As a reader, I know the characters are what keep me coming back for more. Rowling manages to introduce new characters in each book that even us Muggles can relate to. Who doesn't love Luna Lovegood - even if you do think she's a bit looney at times. And who can't relate to Neville Longbottom? The bumbling foolish boy who comes into his own in this last book and winds up saving the day? Haven't we all been Luna or Neville at one time or another? And come on - admit it: who amongst us wouldn't LOVE to be Bellatrix LeStrange...just for one day? I think the essence of the success of the series is a very simple premise: the power of friendship. Harry Potter is the luckiest kid in the world. At the outset of the series, he's an orphan, living with people who despise him and treat him terribly. He lives in a cupboard under the stairs, has nothing and no one. At the end - he has legions of friends willing to die for him. If that is not good fortune - I don't know what is.

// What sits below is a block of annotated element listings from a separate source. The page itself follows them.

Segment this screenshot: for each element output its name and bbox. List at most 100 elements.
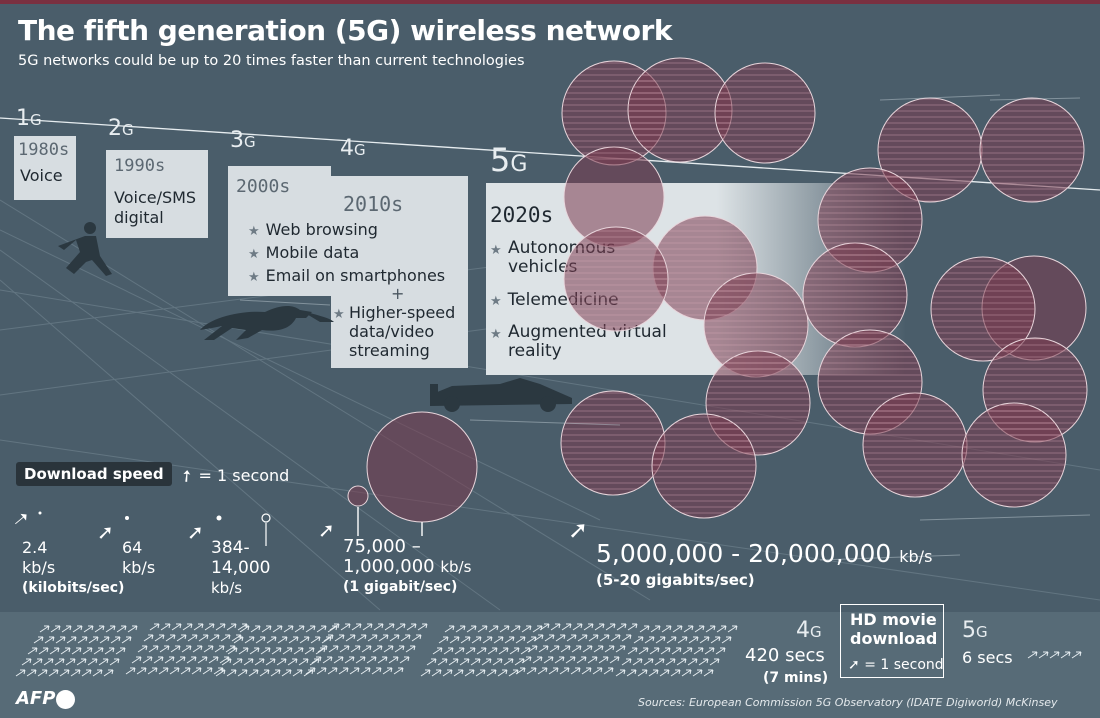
arrow-icon — [175, 656, 186, 664]
arrow-icon — [65, 658, 76, 666]
arrow-icon — [466, 625, 477, 633]
arrow-icon — [76, 658, 87, 666]
star-icon: ★ — [490, 243, 502, 258]
arrow-icon — [154, 634, 165, 642]
speed-dot-3g-min — [216, 515, 222, 521]
arrow-icon — [44, 636, 55, 644]
arrow-icon — [219, 656, 230, 664]
arrow-icon — [459, 658, 470, 666]
arrow-icon — [1038, 651, 1049, 659]
arrow-icon — [310, 636, 321, 644]
arrow-icon — [593, 645, 604, 653]
arrow-icon — [49, 647, 60, 655]
arrow-icon — [448, 658, 459, 666]
arrow-icon — [334, 634, 345, 642]
arrow-icon — [271, 647, 282, 655]
arrow-icon — [350, 645, 361, 653]
hd-4g-note: (7 mins) — [763, 670, 829, 686]
arrow-icon — [621, 658, 632, 666]
arrow-icon — [328, 645, 339, 653]
arrow-icon — [639, 625, 650, 633]
arrow-icon — [158, 667, 169, 675]
arrow-icon — [638, 647, 649, 655]
arrow-icon — [160, 623, 171, 631]
arrow-icon — [165, 634, 176, 642]
arrow-icon — [243, 658, 254, 666]
arrow-icon — [304, 647, 315, 655]
race-car-icon — [430, 378, 572, 412]
arrow-icon — [543, 656, 554, 664]
arrow-icon — [37, 669, 48, 677]
arrow-icon — [305, 625, 316, 633]
arrow-icon — [192, 645, 203, 653]
arrow-icon — [654, 658, 665, 666]
arrow-icon — [159, 645, 170, 653]
arrow-icon — [339, 645, 350, 653]
arrow-icon — [281, 669, 292, 677]
arrow-icon — [276, 658, 287, 666]
arrow-icon — [592, 667, 603, 675]
runner-icon — [58, 222, 112, 276]
arrow-icon — [372, 645, 383, 653]
arrow-icon — [526, 667, 537, 675]
arrow-icon — [665, 658, 676, 666]
arrow-icon — [220, 634, 231, 642]
arrow-icon — [389, 634, 400, 642]
arrow-icon — [71, 647, 82, 655]
arrow-icon — [356, 634, 367, 642]
arrow-icon — [367, 634, 378, 642]
arrow-icon — [371, 667, 382, 675]
arrow-icon — [486, 669, 497, 677]
arrow-icon — [39, 625, 50, 633]
star-icon: ★ — [490, 327, 502, 342]
arrow-icon — [237, 623, 248, 631]
arrow-icon — [186, 656, 197, 664]
arrow-icon — [603, 667, 614, 675]
arrow-icon — [88, 636, 99, 644]
arrow-icon — [298, 658, 309, 666]
arrow-icon — [187, 634, 198, 642]
star-icon: ★ — [333, 307, 345, 322]
arrow-icon — [437, 658, 448, 666]
arrow-icon — [225, 645, 236, 653]
arrow-icon — [82, 647, 93, 655]
arrow-icon — [692, 669, 703, 677]
arrow-icon — [59, 669, 70, 677]
hd-5g-label: 5G — [962, 618, 988, 643]
arrow-icon — [1060, 651, 1071, 659]
arrow-icon — [432, 647, 443, 655]
arrow-icon — [465, 647, 476, 655]
panel-1g: 1980s Voice — [14, 136, 76, 200]
arrow-icon — [705, 625, 716, 633]
arrow-icon — [605, 623, 616, 631]
arrow-icon — [609, 656, 620, 664]
arrow-icon — [208, 656, 219, 664]
star-icon: ★ — [248, 270, 260, 285]
arrow-icon — [171, 623, 182, 631]
arrow-icon — [698, 658, 709, 666]
arrow-icon — [345, 634, 356, 642]
arrow-icon — [233, 636, 244, 644]
arrow-icon — [1049, 651, 1060, 659]
speed-dot-3g-max — [261, 513, 271, 523]
arrow-icon — [72, 625, 83, 633]
arrow-icon — [693, 647, 704, 655]
arrow-icon — [550, 623, 561, 631]
arrow-icon — [147, 667, 158, 675]
arrow-icon — [583, 623, 594, 631]
arrow-icon — [287, 658, 298, 666]
arrow-icon — [32, 658, 43, 666]
arrow-icon — [521, 656, 532, 664]
arrow-icon — [282, 647, 293, 655]
arrow-icon — [527, 645, 538, 653]
arrow-icon — [405, 645, 416, 653]
arrow-icon — [510, 625, 521, 633]
arrow-icon — [261, 625, 272, 633]
arrow-icon — [125, 667, 136, 675]
decade-2010s: 2010s — [343, 192, 404, 216]
feature-ar-star: ★ — [490, 323, 508, 344]
arrow-legend: ➚ = 1 second — [175, 464, 290, 488]
arrow-icon — [470, 658, 481, 666]
arrow-icon — [92, 669, 103, 677]
arrow-icon — [676, 658, 687, 666]
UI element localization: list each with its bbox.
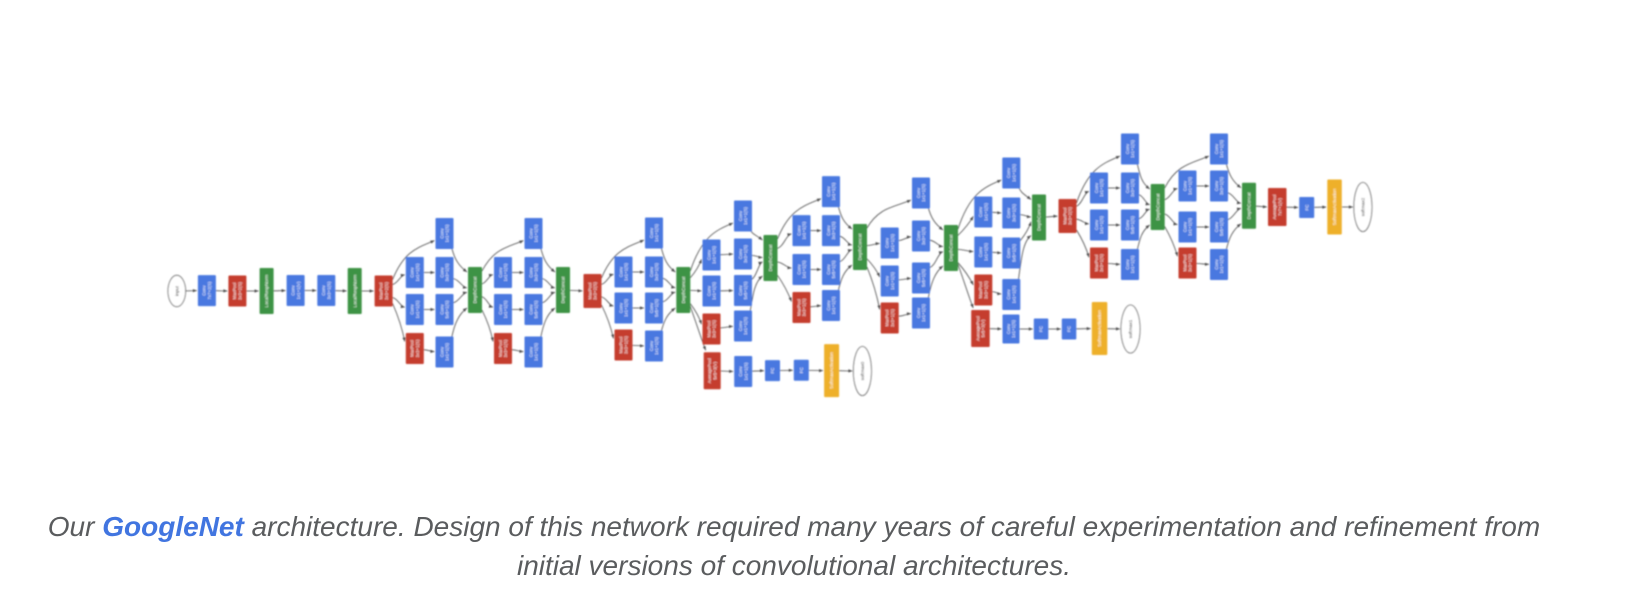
svg-text:Conv3x3+1(S): Conv3x3+1(S) (826, 221, 836, 239)
svg-text:MaxPool3x3+1(S): MaxPool3x3+1(S) (706, 320, 716, 338)
svg-text:Conv3x3+1(S): Conv3x3+1(S) (1214, 177, 1224, 195)
svg-text:Conv3x3+1(S): Conv3x3+1(S) (738, 245, 748, 263)
svg-text:Conv1x1+1(S): Conv1x1+1(S) (1006, 285, 1016, 303)
svg-text:Conv1x1+1(S): Conv1x1+1(S) (1006, 164, 1016, 182)
svg-text:Conv1x1+1(S): Conv1x1+1(S) (1094, 179, 1104, 197)
svg-text:Conv1x1+1(V): Conv1x1+1(V) (290, 281, 300, 299)
svg-text:Conv1x1+1(S): Conv1x1+1(S) (439, 224, 449, 242)
svg-text:Conv1x1+1(S): Conv1x1+1(S) (649, 337, 659, 355)
svg-text:softmax2: softmax2 (1361, 197, 1366, 216)
svg-text:DepthConcat: DepthConcat (949, 234, 954, 262)
svg-text:Conv5x5+1(S): Conv5x5+1(S) (826, 260, 836, 278)
svg-text:Conv1x1+1(S): Conv1x1+1(S) (649, 224, 659, 242)
svg-text:DepthConcat: DepthConcat (1155, 193, 1160, 221)
svg-text:Conv1x1+1(S): Conv1x1+1(S) (826, 296, 836, 314)
svg-text:Conv3x3+1(S): Conv3x3+1(S) (321, 281, 331, 299)
svg-text:MaxPool3x3+2(S): MaxPool3x3+2(S) (1062, 207, 1072, 225)
svg-text:SoftmaxActivation: SoftmaxActivation (829, 352, 834, 389)
svg-text:DepthConcat: DepthConcat (768, 244, 773, 272)
svg-text:DepthConcat: DepthConcat (1247, 192, 1252, 220)
svg-text:Conv5x5+1(S): Conv5x5+1(S) (1214, 218, 1224, 236)
svg-text:LocalRespNorm: LocalRespNorm (264, 274, 269, 307)
svg-text:DepthConcat: DepthConcat (681, 276, 686, 304)
svg-text:Conv3x3+1(S): Conv3x3+1(S) (649, 263, 659, 281)
svg-text:Conv1x1+1(S): Conv1x1+1(S) (738, 317, 748, 335)
svg-text:FC: FC (1067, 325, 1072, 332)
svg-text:input: input (174, 285, 179, 296)
svg-text:Conv1x1+1(S): Conv1x1+1(S) (916, 304, 926, 322)
svg-text:FC: FC (770, 367, 775, 374)
svg-text:Conv1x1+1(S): Conv1x1+1(S) (410, 263, 420, 281)
svg-text:Conv1x1+1(S): Conv1x1+1(S) (978, 243, 988, 261)
svg-text:Conv7x7+2(S): Conv7x7+2(S) (202, 281, 212, 299)
svg-text:Conv3x3+1(S): Conv3x3+1(S) (528, 263, 538, 281)
svg-text:Conv1x1+1(S): Conv1x1+1(S) (1182, 218, 1192, 236)
svg-text:AveragePool7x7+1(V): AveragePool7x7+1(V) (1272, 194, 1282, 219)
svg-text:Conv5x5+1(S): Conv5x5+1(S) (439, 300, 449, 318)
svg-text:Conv1x1+1(S): Conv1x1+1(S) (978, 203, 988, 221)
svg-text:Conv1x1+1(S): Conv1x1+1(S) (706, 246, 716, 264)
svg-text:Conv1x1+1(S): Conv1x1+1(S) (618, 263, 628, 281)
svg-text:AveragePool5x5+3(V): AveragePool5x5+3(V) (707, 358, 717, 383)
svg-text:softmax0: softmax0 (860, 361, 865, 380)
svg-text:MaxPool3x3+1(S): MaxPool3x3+1(S) (885, 309, 895, 327)
svg-text:Conv1x1+1(S): Conv1x1+1(S) (439, 343, 449, 361)
svg-text:FC: FC (1039, 325, 1044, 332)
svg-text:Conv1x1+1(S): Conv1x1+1(S) (528, 343, 538, 361)
svg-text:Conv5x5+1(S): Conv5x5+1(S) (1006, 244, 1016, 262)
svg-text:Conv5x5+1(S): Conv5x5+1(S) (649, 299, 659, 317)
svg-text:Conv3x3+1(S): Conv3x3+1(S) (916, 227, 926, 245)
svg-text:DepthConcat: DepthConcat (1037, 203, 1042, 231)
svg-text:Conv1x1+1(S): Conv1x1+1(S) (706, 282, 716, 300)
svg-text:SoftmaxActivation: SoftmaxActivation (1332, 188, 1337, 225)
svg-text:Conv1x1+1(S): Conv1x1+1(S) (1182, 177, 1192, 195)
svg-text:Conv3x3+1(S): Conv3x3+1(S) (1125, 179, 1135, 197)
svg-text:Conv1x1+1(S): Conv1x1+1(S) (1125, 140, 1135, 158)
svg-text:MaxPool3x3+2(S): MaxPool3x3+2(S) (378, 282, 388, 300)
svg-text:DepthConcat: DepthConcat (858, 233, 863, 261)
svg-text:Conv1x1+1(S): Conv1x1+1(S) (1094, 216, 1104, 234)
svg-text:Conv1x1+1(S): Conv1x1+1(S) (498, 263, 508, 281)
svg-text:DepthConcat: DepthConcat (561, 276, 566, 304)
svg-text:Conv1x1+1(S): Conv1x1+1(S) (885, 272, 895, 290)
svg-text:Conv3x3+1(S): Conv3x3+1(S) (439, 263, 449, 281)
svg-text:Conv1x1+1(S): Conv1x1+1(S) (885, 234, 895, 252)
svg-text:LocalRespNorm: LocalRespNorm (352, 274, 357, 307)
svg-text:Conv1x1+1(S): Conv1x1+1(S) (498, 300, 508, 318)
svg-text:Conv1x1+1(S): Conv1x1+1(S) (1214, 140, 1224, 158)
svg-text:Conv1x1+1(S): Conv1x1+1(S) (826, 182, 836, 200)
svg-text:MaxPool3x3+1(S): MaxPool3x3+1(S) (1182, 254, 1192, 272)
svg-text:MaxPool3x3+1(S): MaxPool3x3+1(S) (410, 339, 420, 357)
svg-text:Conv1x1+1(S): Conv1x1+1(S) (410, 300, 420, 318)
svg-text:MaxPool3x3+1(S): MaxPool3x3+1(S) (498, 339, 508, 357)
svg-text:AveragePool5x5+3(V): AveragePool5x5+3(V) (975, 316, 985, 341)
svg-text:MaxPool3x3+1(S): MaxPool3x3+1(S) (618, 336, 628, 354)
svg-text:Conv5x5+1(S): Conv5x5+1(S) (738, 281, 748, 299)
svg-text:Conv1x1+1(S): Conv1x1+1(S) (796, 260, 806, 278)
svg-text:Conv1x1+1(S): Conv1x1+1(S) (916, 184, 926, 202)
svg-text:DepthConcat: DepthConcat (473, 276, 478, 304)
svg-text:Conv3x3+1(S): Conv3x3+1(S) (1006, 204, 1016, 222)
svg-text:MaxPool3x3+2(S): MaxPool3x3+2(S) (587, 282, 597, 300)
svg-text:SoftmaxActivation: SoftmaxActivation (1097, 310, 1102, 347)
svg-text:Conv1x1+1(S): Conv1x1+1(S) (1214, 255, 1224, 273)
svg-text:softmax1: softmax1 (1128, 319, 1133, 338)
svg-text:MaxPool3x3+1(S): MaxPool3x3+1(S) (796, 298, 806, 316)
svg-text:Conv1x1+1(S): Conv1x1+1(S) (1006, 320, 1016, 338)
svg-text:Conv1x1+1(S): Conv1x1+1(S) (618, 299, 628, 317)
svg-text:MaxPool3x3+2(S): MaxPool3x3+2(S) (232, 282, 242, 300)
svg-text:Conv5x5+1(S): Conv5x5+1(S) (916, 269, 926, 287)
svg-text:Conv1x1+1(S): Conv1x1+1(S) (738, 362, 748, 380)
svg-text:MaxPool3x3+1(S): MaxPool3x3+1(S) (1094, 254, 1104, 272)
svg-text:Conv1x1+1(S): Conv1x1+1(S) (1125, 255, 1135, 273)
svg-text:Conv1x1+1(S): Conv1x1+1(S) (738, 207, 748, 225)
svg-text:Conv1x1+1(S): Conv1x1+1(S) (796, 221, 806, 239)
svg-text:Conv1x1+1(S): Conv1x1+1(S) (528, 224, 538, 242)
svg-text:Conv5x5+1(S): Conv5x5+1(S) (528, 300, 538, 318)
svg-text:FC: FC (799, 367, 804, 374)
svg-text:FC: FC (1304, 204, 1309, 211)
svg-text:MaxPool3x3+1(S): MaxPool3x3+1(S) (978, 281, 988, 299)
svg-text:Conv5x5+1(S): Conv5x5+1(S) (1125, 216, 1135, 234)
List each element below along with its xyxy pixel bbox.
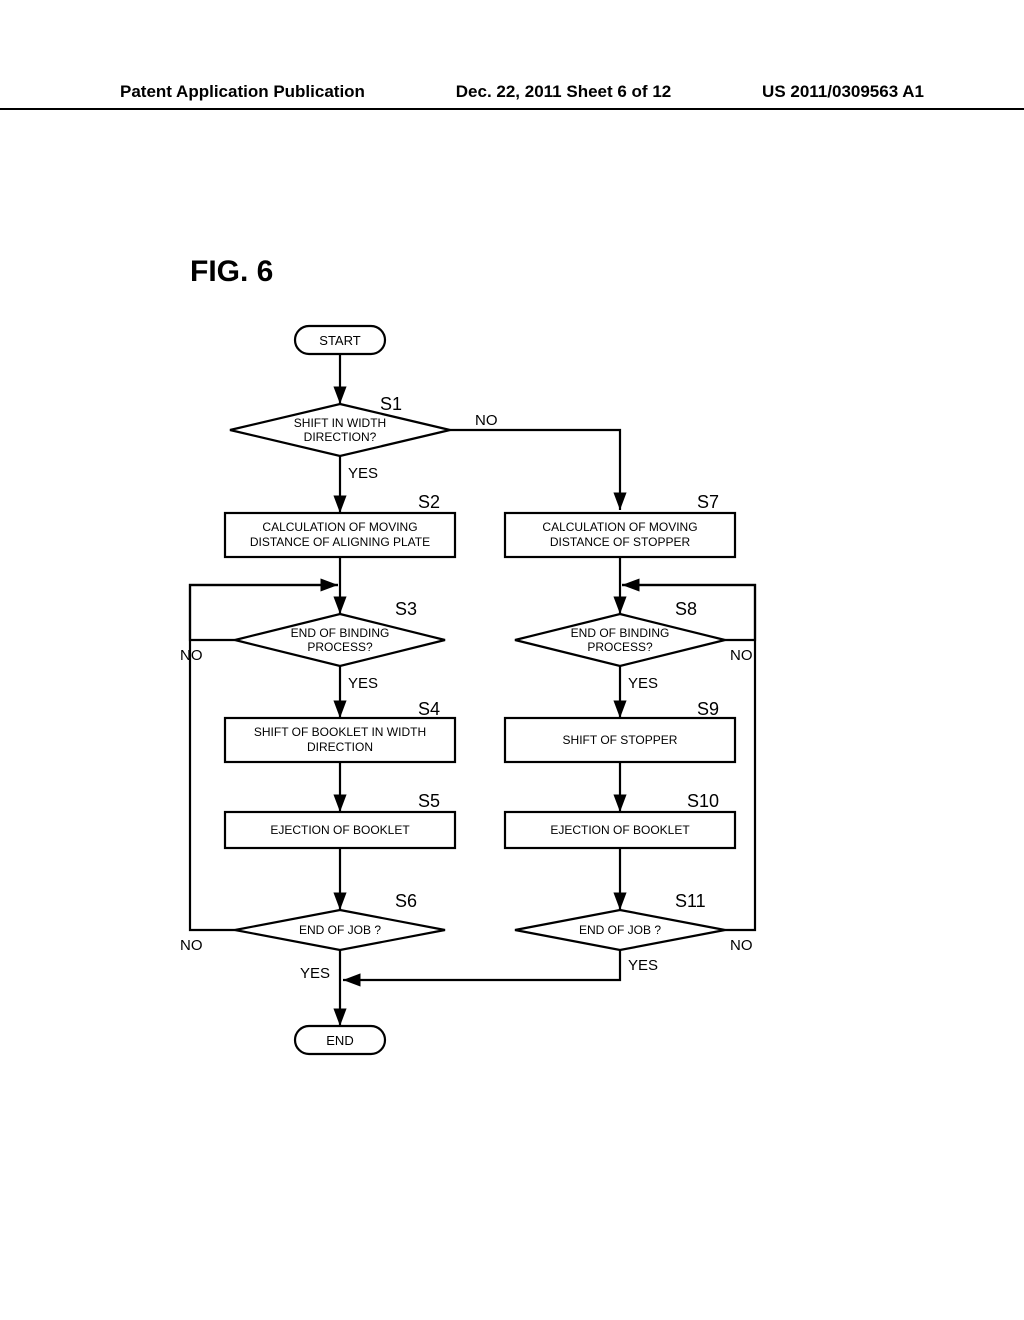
svg-text:DIRECTION?: DIRECTION? (304, 430, 377, 444)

Hermione predicted that I'd be crying at the end of the movie simply because it was all over. And she was correct - I was! It was such a beautiful way to end a beautiful, perfect story. I remember reading the final book, being torn between plowing through the pages to see WHAT WOULD HAPPEN and savoring every morsel because this was it - there would be no more books after this one. What a gift Rowling gave us! What a legacy she leaves. I hope that our grandchildren enjoy getting to know Harry, Ron and Hermione as much as we did.